“No biological or environmental constraints fully determine human thought and action, but neither does any schema or cognitive structure” (Amadeo & Golledge, 2003: 141)
Environmental Perception and Behavioural Geography is concerned with the “behavioral issues that ultimately, through their implications, contribute to long-term knowledge about durable human–environment relations” (Amadeo & Golledge, 2003: 134). This field of geography emerged with the desire of understanding human decision-making in spatial contexts. Initial research was flawed because of its assumptions that individuals had “limited but prominent” goals, but new works aim to comprehend actual persons.
EPBG reminds me of the lecture on agent based modelling. With a refined knowledge of human behaviour, will it be possible to use a GIS to create accurate models of humans?
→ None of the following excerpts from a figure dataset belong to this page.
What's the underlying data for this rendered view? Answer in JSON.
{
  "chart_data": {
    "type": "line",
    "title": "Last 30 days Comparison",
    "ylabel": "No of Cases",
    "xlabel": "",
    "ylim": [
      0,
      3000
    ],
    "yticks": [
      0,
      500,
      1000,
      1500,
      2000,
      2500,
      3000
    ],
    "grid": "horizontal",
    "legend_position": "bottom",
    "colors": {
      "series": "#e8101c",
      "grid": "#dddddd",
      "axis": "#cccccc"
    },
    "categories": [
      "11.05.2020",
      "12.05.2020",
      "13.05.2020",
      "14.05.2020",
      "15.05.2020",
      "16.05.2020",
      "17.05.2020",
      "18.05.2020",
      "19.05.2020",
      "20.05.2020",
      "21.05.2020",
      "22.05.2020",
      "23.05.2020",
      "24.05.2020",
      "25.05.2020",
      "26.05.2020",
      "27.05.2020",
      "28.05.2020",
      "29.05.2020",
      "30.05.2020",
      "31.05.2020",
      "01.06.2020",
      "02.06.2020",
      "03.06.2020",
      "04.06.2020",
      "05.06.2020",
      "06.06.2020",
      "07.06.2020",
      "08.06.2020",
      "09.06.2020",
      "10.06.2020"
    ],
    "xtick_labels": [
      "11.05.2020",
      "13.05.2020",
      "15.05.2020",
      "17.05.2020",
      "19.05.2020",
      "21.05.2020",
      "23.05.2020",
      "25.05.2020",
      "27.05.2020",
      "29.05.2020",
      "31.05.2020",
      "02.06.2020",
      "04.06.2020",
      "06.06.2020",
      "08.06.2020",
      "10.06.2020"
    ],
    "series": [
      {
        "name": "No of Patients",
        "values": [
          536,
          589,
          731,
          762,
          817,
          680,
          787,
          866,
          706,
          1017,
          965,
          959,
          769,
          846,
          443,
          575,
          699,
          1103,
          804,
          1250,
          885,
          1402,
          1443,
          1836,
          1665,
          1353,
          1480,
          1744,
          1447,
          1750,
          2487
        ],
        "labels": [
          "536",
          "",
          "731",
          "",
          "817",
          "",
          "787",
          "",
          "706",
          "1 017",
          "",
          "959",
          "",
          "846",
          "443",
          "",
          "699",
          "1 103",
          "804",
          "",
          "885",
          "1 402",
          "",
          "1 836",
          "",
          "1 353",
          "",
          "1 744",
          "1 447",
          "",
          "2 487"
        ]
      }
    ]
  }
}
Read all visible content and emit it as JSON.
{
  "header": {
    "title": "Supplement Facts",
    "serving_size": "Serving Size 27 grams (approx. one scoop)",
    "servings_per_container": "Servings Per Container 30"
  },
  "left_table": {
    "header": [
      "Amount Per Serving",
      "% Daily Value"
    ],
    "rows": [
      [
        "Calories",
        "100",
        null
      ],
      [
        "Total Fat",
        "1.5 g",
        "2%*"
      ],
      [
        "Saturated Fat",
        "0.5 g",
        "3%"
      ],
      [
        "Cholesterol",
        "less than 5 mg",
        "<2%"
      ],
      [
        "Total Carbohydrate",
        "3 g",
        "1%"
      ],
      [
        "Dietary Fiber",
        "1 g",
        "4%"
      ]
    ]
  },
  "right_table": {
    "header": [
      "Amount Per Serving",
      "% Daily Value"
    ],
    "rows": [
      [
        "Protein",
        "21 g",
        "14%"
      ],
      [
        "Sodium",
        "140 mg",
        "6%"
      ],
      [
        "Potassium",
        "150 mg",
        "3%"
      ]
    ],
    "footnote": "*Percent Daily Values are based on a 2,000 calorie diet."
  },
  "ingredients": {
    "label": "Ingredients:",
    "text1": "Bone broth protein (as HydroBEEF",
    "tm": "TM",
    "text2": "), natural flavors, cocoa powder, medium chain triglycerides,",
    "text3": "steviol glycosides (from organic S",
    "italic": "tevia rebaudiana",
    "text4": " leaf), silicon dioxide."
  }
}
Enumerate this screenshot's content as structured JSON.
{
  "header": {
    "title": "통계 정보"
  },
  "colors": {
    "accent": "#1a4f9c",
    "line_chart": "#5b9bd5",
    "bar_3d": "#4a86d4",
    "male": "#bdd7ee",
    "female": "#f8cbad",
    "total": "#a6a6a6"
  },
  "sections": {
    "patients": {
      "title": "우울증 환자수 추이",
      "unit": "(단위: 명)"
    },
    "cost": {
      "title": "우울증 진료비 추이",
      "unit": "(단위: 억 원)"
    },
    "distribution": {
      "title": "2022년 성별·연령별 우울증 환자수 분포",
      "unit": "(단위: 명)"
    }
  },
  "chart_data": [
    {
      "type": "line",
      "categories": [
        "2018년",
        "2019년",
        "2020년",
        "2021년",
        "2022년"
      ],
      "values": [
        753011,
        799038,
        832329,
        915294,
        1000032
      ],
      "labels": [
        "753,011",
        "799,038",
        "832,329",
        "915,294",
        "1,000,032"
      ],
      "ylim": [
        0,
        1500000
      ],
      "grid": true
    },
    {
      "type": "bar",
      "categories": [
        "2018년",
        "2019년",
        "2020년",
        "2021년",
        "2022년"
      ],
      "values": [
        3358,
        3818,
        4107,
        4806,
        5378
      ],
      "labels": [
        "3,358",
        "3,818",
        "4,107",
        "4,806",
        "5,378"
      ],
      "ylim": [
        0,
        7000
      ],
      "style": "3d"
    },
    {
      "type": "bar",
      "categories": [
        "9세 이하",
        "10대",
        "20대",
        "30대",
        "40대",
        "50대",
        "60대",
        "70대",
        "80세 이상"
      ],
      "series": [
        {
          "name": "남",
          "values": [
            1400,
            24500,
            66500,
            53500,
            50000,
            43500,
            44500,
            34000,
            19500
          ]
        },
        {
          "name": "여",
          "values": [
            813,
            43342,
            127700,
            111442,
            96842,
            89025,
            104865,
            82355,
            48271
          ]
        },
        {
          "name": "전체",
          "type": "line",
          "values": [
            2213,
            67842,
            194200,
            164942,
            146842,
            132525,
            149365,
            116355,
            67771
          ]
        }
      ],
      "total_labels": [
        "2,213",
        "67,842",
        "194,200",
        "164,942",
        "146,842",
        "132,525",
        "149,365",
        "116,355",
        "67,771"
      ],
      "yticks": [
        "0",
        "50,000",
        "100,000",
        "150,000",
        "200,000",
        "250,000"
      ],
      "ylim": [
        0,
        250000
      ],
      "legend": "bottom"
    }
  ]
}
On the one hand, I am tempted to say that it would be impossible. Much like indigenous knowledge, human behaviour is too unique and versatile to be compatible with a GIS. One of the critiques of EPBG was in fact the “constrained structures in the elicitation of ‘data’” (Amadeo & Golledge, 2003: 142). Because human experience can’t be constrained or understood by binary categories (so far), I hope it will remain outside the realm of science and modeling.
On the other hand, in a world where our location is constantly being recorded through our smart phones, and our interests and preferences can be identified by looking through our Internet history, there seems to be no limit to the data available on humans and our behaviour. If our gender, age, sexual identity, location, can be identified through an analysis of tweets, is there a limit to the power of technology? Do computers actually know us better than we know ourselves?